Die Mutter sah sie erwartungsvoll an, als sie herauskam. Nun war es mit Metas Fassung, die sie sich bis hierher mühsam bewahrt hatte, vorbei. Sie warf sich schluchzend an der Mutter Brust und rief: »Mutter, ich gehe lieber heute als morgen, wenn ich dem Großvater eine Last bin.« »Die Stelle ist zum ersten Mai angenommen, so lange bleibst du bei mir und deinen Geschwistern, wir bringen deine Sachen in Ordnung, und du hilfst uns in unserm Gärtchen. Heute ist ein warmer Frühlingstag, geh hinaus zu den Kindern und sei fröhlich mit ihnen.« Sie streichelte Metas Wangen und sah ihr in die Augen. »Es wird schon noch einmal alles gut werden, mein liebes Kind, für den armen Großvater ist es ja doch am schlimmsten.«
Meta tat, wir ihr die Mutter geheißen. Sie setzte ihren runden Hut auf und suchte die Kinder. Diese waren damit beschäftigt, das trockene Laub von den Blumenbeeten zu nehmen. »Meta, sieh, o sieh doch«, jubelten sie, als sie durch die Gartenpforte trat, »sieh die schönen Hyazinthen und Tulpen, sie stecken die Köpfchen schon weit heraus, wie wird sich die Mutter freuen. Und so warm ist es heute, wir schwitzen wie im Sommer. Horch, wie die Lerchen singen, ist es hier nicht wunderschön?« Meta fand das Gärtchen im Vergleich zu dem Pensionsgarten sehr bescheiden, wie zufrieden waren die Kinder, wie fleißig und genügsam! Bald scherzte und lachte sie mit ihnen, sie liefen den Abhang hinunter bis an den Bach, warfen Blumen in denselben und sahen, wie sie lustig davonschwammen. Der Bach rauschte auch am Nachbargarten vorüber, er konnte ungestraft hineinsehen. Die Kinder hätten wohl auch einmal hineinklettern mögen, aber es war von vornherein strengstes Verbot vom Großvater, je dergleichen Versuche zu machen. Meta sah das stolze, große Haus mit ganz andern Augen an, seit sie wußte, daß der Großvater der Besitzer gewesen, oder vielleicht noch sei. Oh, wenn das letztere der Fall wäre, dann hätten sie wahrlich nicht nötig, sich hier so einzuengen. Als Kind hatte sie geglaubt, sie seien alle ganz arm und der Großvater wunderlich; allmählich waren ihr die Augen aufgegangen, sie wußte nun, es war der Geiz des Großvaters, der es seiner Umgebung unerträglich machte.
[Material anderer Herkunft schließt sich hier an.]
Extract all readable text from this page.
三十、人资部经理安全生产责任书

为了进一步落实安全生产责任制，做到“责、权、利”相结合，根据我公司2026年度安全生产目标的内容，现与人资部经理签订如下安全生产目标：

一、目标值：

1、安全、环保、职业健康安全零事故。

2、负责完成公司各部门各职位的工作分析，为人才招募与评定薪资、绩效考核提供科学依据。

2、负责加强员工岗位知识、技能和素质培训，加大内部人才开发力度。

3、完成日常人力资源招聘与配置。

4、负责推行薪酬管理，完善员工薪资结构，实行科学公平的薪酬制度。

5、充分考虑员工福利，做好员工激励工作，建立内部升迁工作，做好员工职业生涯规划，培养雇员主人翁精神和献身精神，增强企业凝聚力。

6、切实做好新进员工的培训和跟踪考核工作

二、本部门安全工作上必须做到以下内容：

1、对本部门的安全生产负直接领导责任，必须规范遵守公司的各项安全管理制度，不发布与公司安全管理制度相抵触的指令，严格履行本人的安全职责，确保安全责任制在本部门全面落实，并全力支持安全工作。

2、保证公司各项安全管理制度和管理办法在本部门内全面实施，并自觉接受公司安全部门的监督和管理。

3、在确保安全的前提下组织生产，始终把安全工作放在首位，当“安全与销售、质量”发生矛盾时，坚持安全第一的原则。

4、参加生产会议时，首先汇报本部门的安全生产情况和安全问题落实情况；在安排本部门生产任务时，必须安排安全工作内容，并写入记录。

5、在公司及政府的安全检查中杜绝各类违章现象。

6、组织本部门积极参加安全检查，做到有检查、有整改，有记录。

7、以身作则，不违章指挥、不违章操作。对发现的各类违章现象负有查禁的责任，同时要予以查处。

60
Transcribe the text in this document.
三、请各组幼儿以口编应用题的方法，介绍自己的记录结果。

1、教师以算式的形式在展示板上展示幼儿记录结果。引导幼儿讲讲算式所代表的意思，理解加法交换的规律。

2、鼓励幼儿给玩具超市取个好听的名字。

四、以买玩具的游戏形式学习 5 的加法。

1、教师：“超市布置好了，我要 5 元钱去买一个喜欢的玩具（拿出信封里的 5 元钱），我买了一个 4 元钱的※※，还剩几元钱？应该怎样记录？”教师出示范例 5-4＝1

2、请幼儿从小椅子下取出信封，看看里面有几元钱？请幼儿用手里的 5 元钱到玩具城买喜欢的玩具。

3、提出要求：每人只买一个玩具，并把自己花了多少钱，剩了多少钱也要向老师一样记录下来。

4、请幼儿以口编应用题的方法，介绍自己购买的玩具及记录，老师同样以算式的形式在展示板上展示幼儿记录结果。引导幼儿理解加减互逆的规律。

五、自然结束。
Es war nur gut, daß die jüngeren Geschwister nicht so darunter zu leiden schienen. Sie fürchteten den alten Herrn, waren von klein auf an sein strenges Wesen gewöhnt und fanden nichts Sonderliches darin, wiewohl sie glücklich waren, wenn sie dem Hause entrinnen und sich außer Hörweite des Großvaters aufhalten konnten.
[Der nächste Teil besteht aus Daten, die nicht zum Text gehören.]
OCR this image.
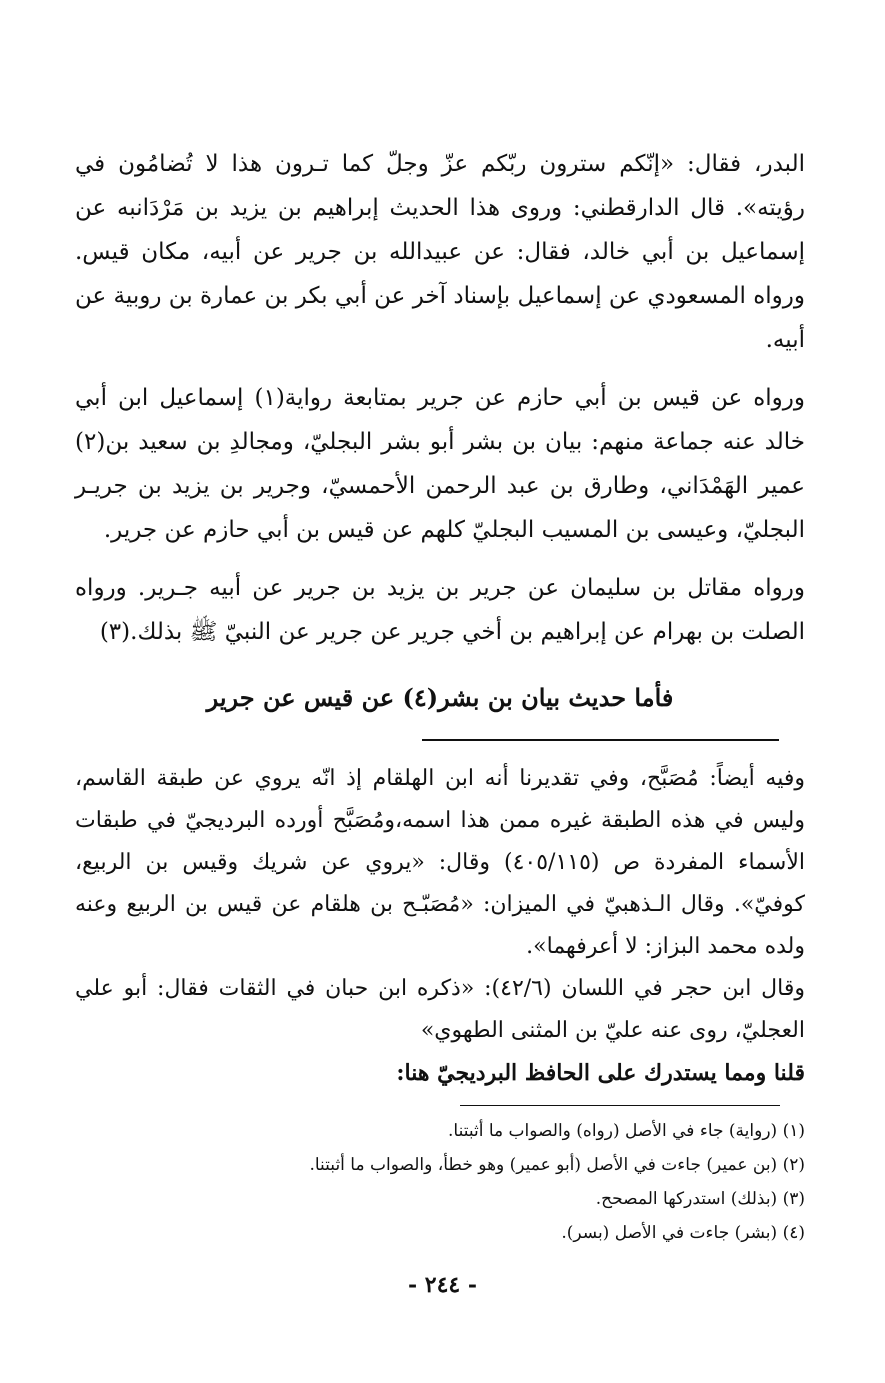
البدر، فقال: «إنّكم سترون ربّكم عزّ وجلّ كما تـرون هذا لا تُضامُون في رؤيته». قال الدارقطني: وروى هذا الحديث إبراهيم بن يزيد بن مَرْدَانبه عن إسماعيل بن أبي خالد، فقال: عن عبيدالله بن جرير عن أبيه، مكان قيس. ورواه المسعودي عن إسماعيل بإسناد آخر عن أبي بكر بن عمارة بن روبية عن أبيه.

ورواه عن قيس بن أبي حازم عن جرير بمتابعة رواية(١) إسماعيل ابن أبي خالد عنه جماعة منهم: بيان بن بشر أبو بشر البجليّ، ومجالدِ بن سعيد بن(٢) عمير الهَمْدَاني، وطارق بن عبد الرحمن الأحمسيّ، وجرير بن يزيد بن جريـر البجليّ، وعيسى بن المسيب البجليّ كلهم عن قيس بن أبي حازم عن جرير.

ورواه مقاتل بن سليمان عن جرير بن يزيد بن جرير عن أبيه جـرير. ورواه الصلت بن بهرام عن إبراهيم بن أخي جرير عن جرير عن النبيّ ﷺ بذلك.(٣)

فأما حديث بيان بن بشر(٤) عن قيس عن جرير

وفيه أيضاً: مُصَبَّح، وفي تقديرنا أنه ابن الهلقام إذ انّه يروي عن طبقة القاسم، وليس في هذه الطبقة غيره ممن هذا اسمه،ومُصَبَّح أورده البرديجيّ في طبقات الأسماء المفردة ص (٤٠٥/١١٥) وقال: «يروي عن شريك وقيس بن الربيع، كوفيّ». وقال الـذهبيّ في الميزان: «مُصَبّـح بن هلقام عن قيس بن الربيع وعنه ولده محمد البزاز: لا أعرفهما».

وقال ابن حجر في اللسان (٤٢/٦): «ذكره ابن حبان في الثقات فقال: أبو علي العجليّ، روى عنه عليّ بن المثنى الطهوي»

قلنا ومما يستدرك على الحافظ البرديجيّ هنا:

(١) (رواية) جاء في الأصل (رواه) والصواب ما أثبتنا.
(٢) (بن عمير) جاءت في الأصل (أبو عمير) وهو خطأ، والصواب ما أثبتنا.
(٣) (بذلك) استدركها المصحح.
(٤) (بشر) جاءت في الأصل (بسر).
- ٢٤٤ -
Meta nahm sich vor, die kurze Ferienzeit mit den ihrigen treu auszunutzen. Einen Brief der Baronin Uhden, der des Inhalts war, daß sie erst Mitte Mai eintreffen möge, beantwortete Meta dahin, daß sie sich zur gewünschten Zeit in Rinow einfinden werde. Es bangte ihr vor der Zukunft, doch die Mutter machte ihr Mut. »Gottes Segen wird dich begleiten, mein Kind, denn du übst Gehorsam gegen Mutter und Großvater, und Gehorsam ist besser denn Opfer.« Noch vieles andere sagte die treue Mutter. Sie befestigte alle Lehren, die Fräulein Hochberg ihr gegeben, und bemerkte mit Freuden, daß der Aufenthalt in der Pension dazu gedient hatte, Meta zu fördern auf dem Weg zum Himmel.